My network consists of 2 convolutional layers (16 and 32 channels) with size 3 kernel followed by a ReLU and a maxpool.

Hyperparameters

Hyperparameter	Value
Loss Function	Cross Entropy Loss
Optimizer	Adam
Learning Rate	0.01
Epochs	2

Results

Train and Validation Accuracies

Class Accuracies

T-shirts, shirts, and pullovers are the most difficult to classify because they are look similar and are difficult to distinguish.

Learned Filters

Part 2: Semantic Segmentation

This part trains a semantic segmentation labeling network on the Mini Facade dataset.

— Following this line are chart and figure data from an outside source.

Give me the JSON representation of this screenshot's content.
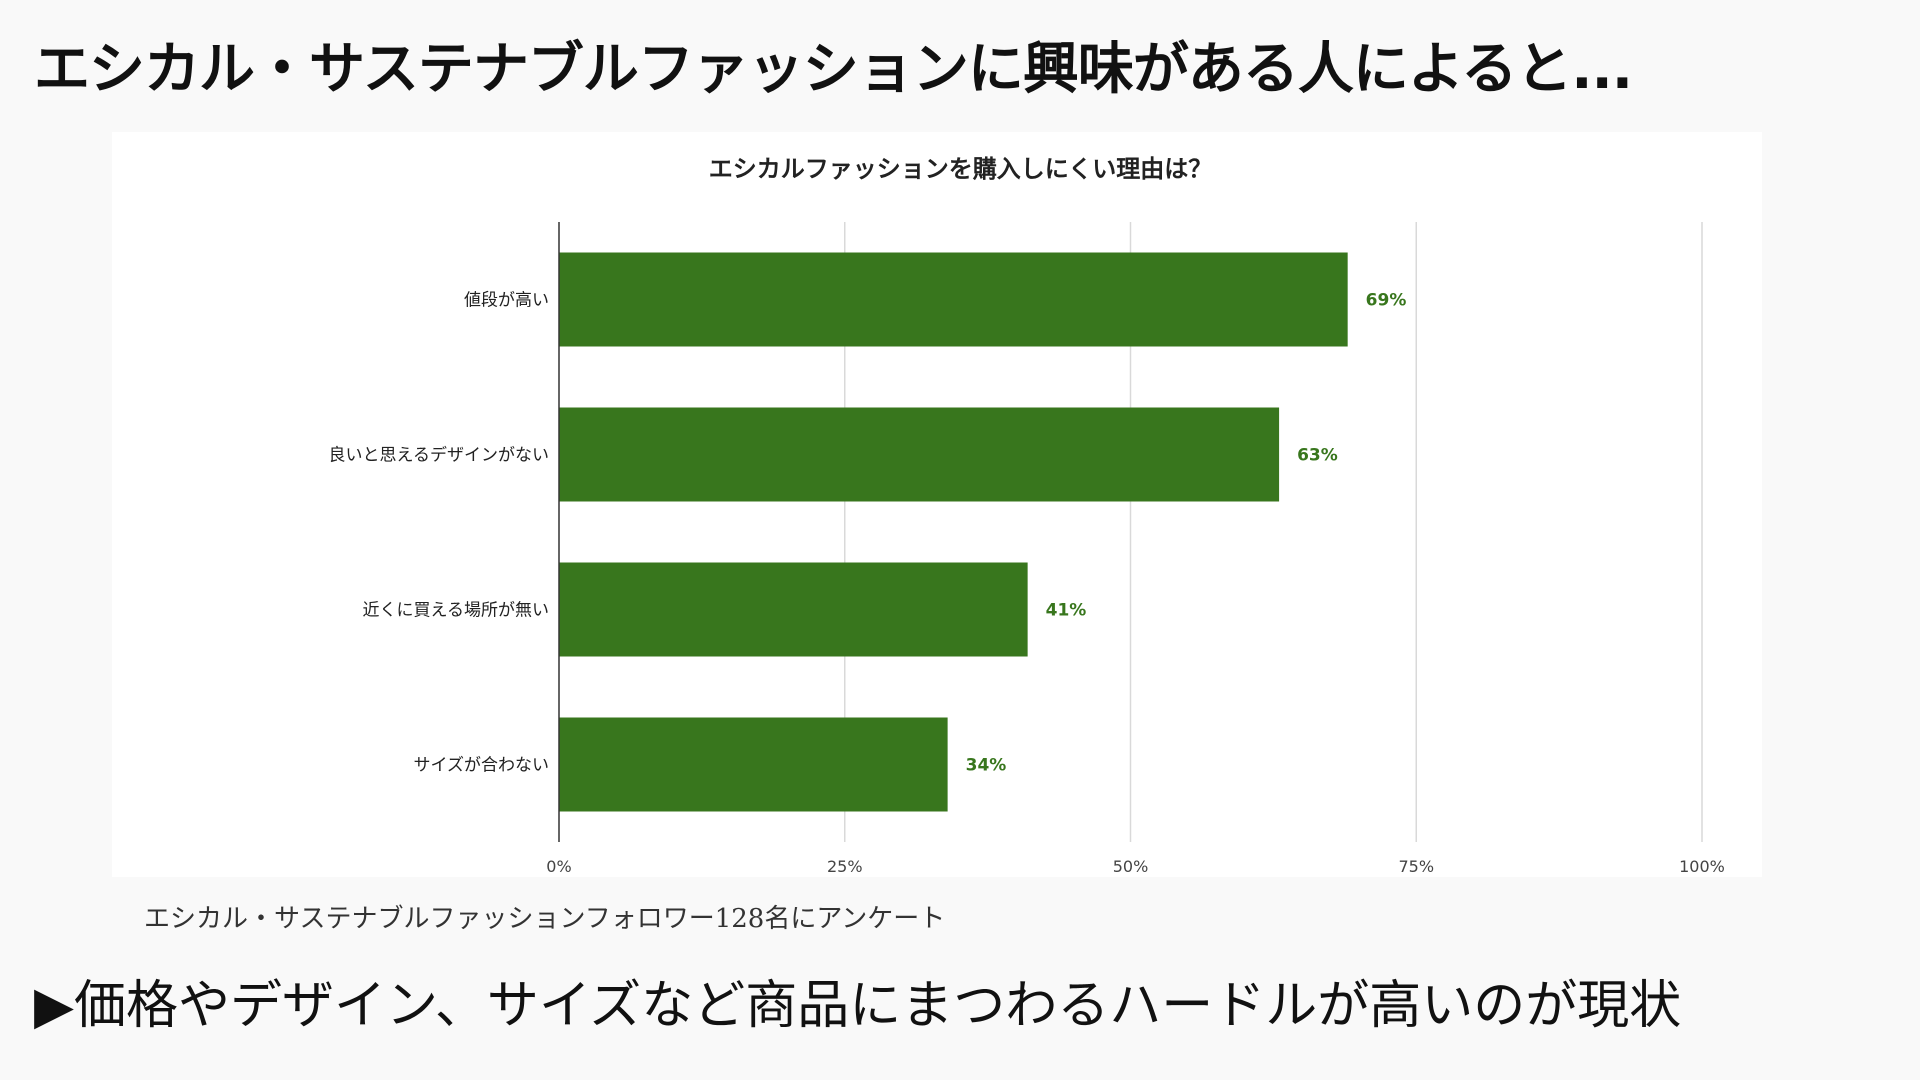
{
  "heading": "エシカル・サステナブルファッションに興味がある人によると...",
  "source_note": "エシカル・サステナブルファッションフォロワー128名にアンケート",
  "conclusion": "▶価格やデザイン、サイズなど商品にまつわるハードルが高いのが現状",
  "colors": {
    "bar": "#38761d",
    "value_label": "#38761d",
    "grid": "#d9d9d9",
    "axis": "#333333"
  },
  "chart_data": {
    "type": "bar",
    "orientation": "horizontal",
    "title": "エシカルファッションを購入しにくい理由は？",
    "categories": [
      "値段が高い",
      "良いと思えるデザインがない",
      "近くに買える場所が無い",
      "サイズが合わない"
    ],
    "values": [
      69,
      63,
      41,
      34
    ],
    "value_labels": [
      "69%",
      "63%",
      "41%",
      "34%"
    ],
    "xlim": [
      0,
      100
    ],
    "x_ticks": [
      0,
      25,
      50,
      75,
      100
    ],
    "x_tick_labels": [
      "0%",
      "25%",
      "50%",
      "75%",
      "100%"
    ],
    "xlabel": "",
    "ylabel": "",
    "grid": true,
    "legend": "none"
  }
}
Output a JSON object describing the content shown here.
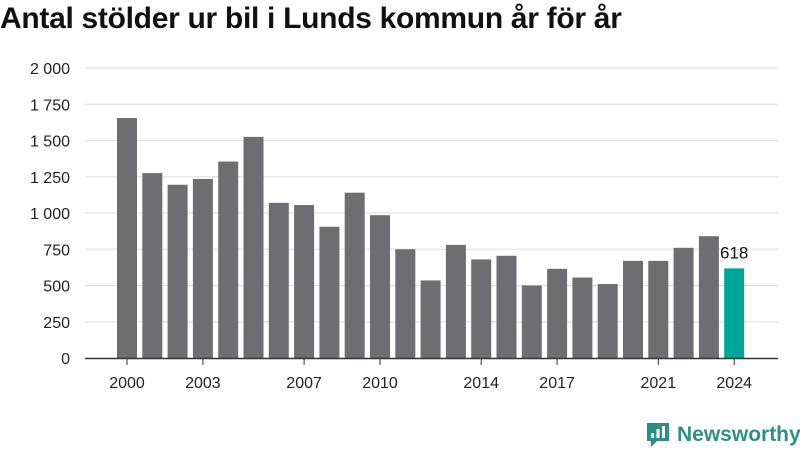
{
  "title": "Antal stölder ur bil i Lunds kommun år för år",
  "logo_text": "Newsworthy",
  "colors": {
    "bar": "#6e6d72",
    "highlight": "#00a59a",
    "brand": "#2e8f8a",
    "grid": "#dddddd",
    "axis": "#333333"
  },
  "chart_data": {
    "type": "bar",
    "title": "Antal stölder ur bil i Lunds kommun år för år",
    "xlabel": "",
    "ylabel": "",
    "categories": [
      "2000",
      "2001",
      "2002",
      "2003",
      "2004",
      "2005",
      "2006",
      "2007",
      "2008",
      "2009",
      "2010",
      "2011",
      "2012",
      "2013",
      "2014",
      "2015",
      "2016",
      "2017",
      "2018",
      "2019",
      "2020",
      "2021",
      "2022",
      "2023",
      "2024"
    ],
    "values": [
      1655,
      1275,
      1195,
      1235,
      1355,
      1525,
      1070,
      1055,
      905,
      1140,
      985,
      750,
      535,
      780,
      680,
      705,
      500,
      615,
      555,
      510,
      670,
      670,
      760,
      840,
      618
    ],
    "x_tick_labels": [
      "2000",
      "2003",
      "2007",
      "2010",
      "2014",
      "2017",
      "2021",
      "2024"
    ],
    "y_ticks": [
      0,
      250,
      500,
      750,
      1000,
      1250,
      1500,
      1750,
      2000
    ],
    "y_tick_labels": [
      "0",
      "250",
      "500",
      "750",
      "1 000",
      "1 250",
      "1 500",
      "1 750",
      "2 000"
    ],
    "ylim": [
      0,
      2000
    ],
    "grid": true,
    "highlight_category": "2024",
    "data_labels": [
      {
        "category": "2024",
        "text": "618"
      }
    ]
  }
}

This dataset contains buildings that we will attempt to label by their balconies, windows, pillars, facade, and other.

Architecture

My network consists of 6 convolutional layers (32, 64, 128, 64, 32, and 5 channels) with size 3 kernel followed each by a Batch Normalization and ReLU except for the last layer. Maxpooling and Upsampling is done in the 2nd and 5th layer.

Hyperparameters

Hyperparameter	Value
Loss Function	Cross Entropy Loss
Optimizer	Adam
Learning Rate	1e-3
Weight Decay	1e-5
Epochs	20
Batch Size	10

Results

Train and Validation Losses

Average Precision on Test Set

Examples

The model is able to correctly label windows most of the time, but is unable to differentiate between the facade and other objects.

Conclusion

Although this was conceptually difficult due to a limited background in machine learning, it was rewarding to train an image classification and semantic segmentation network.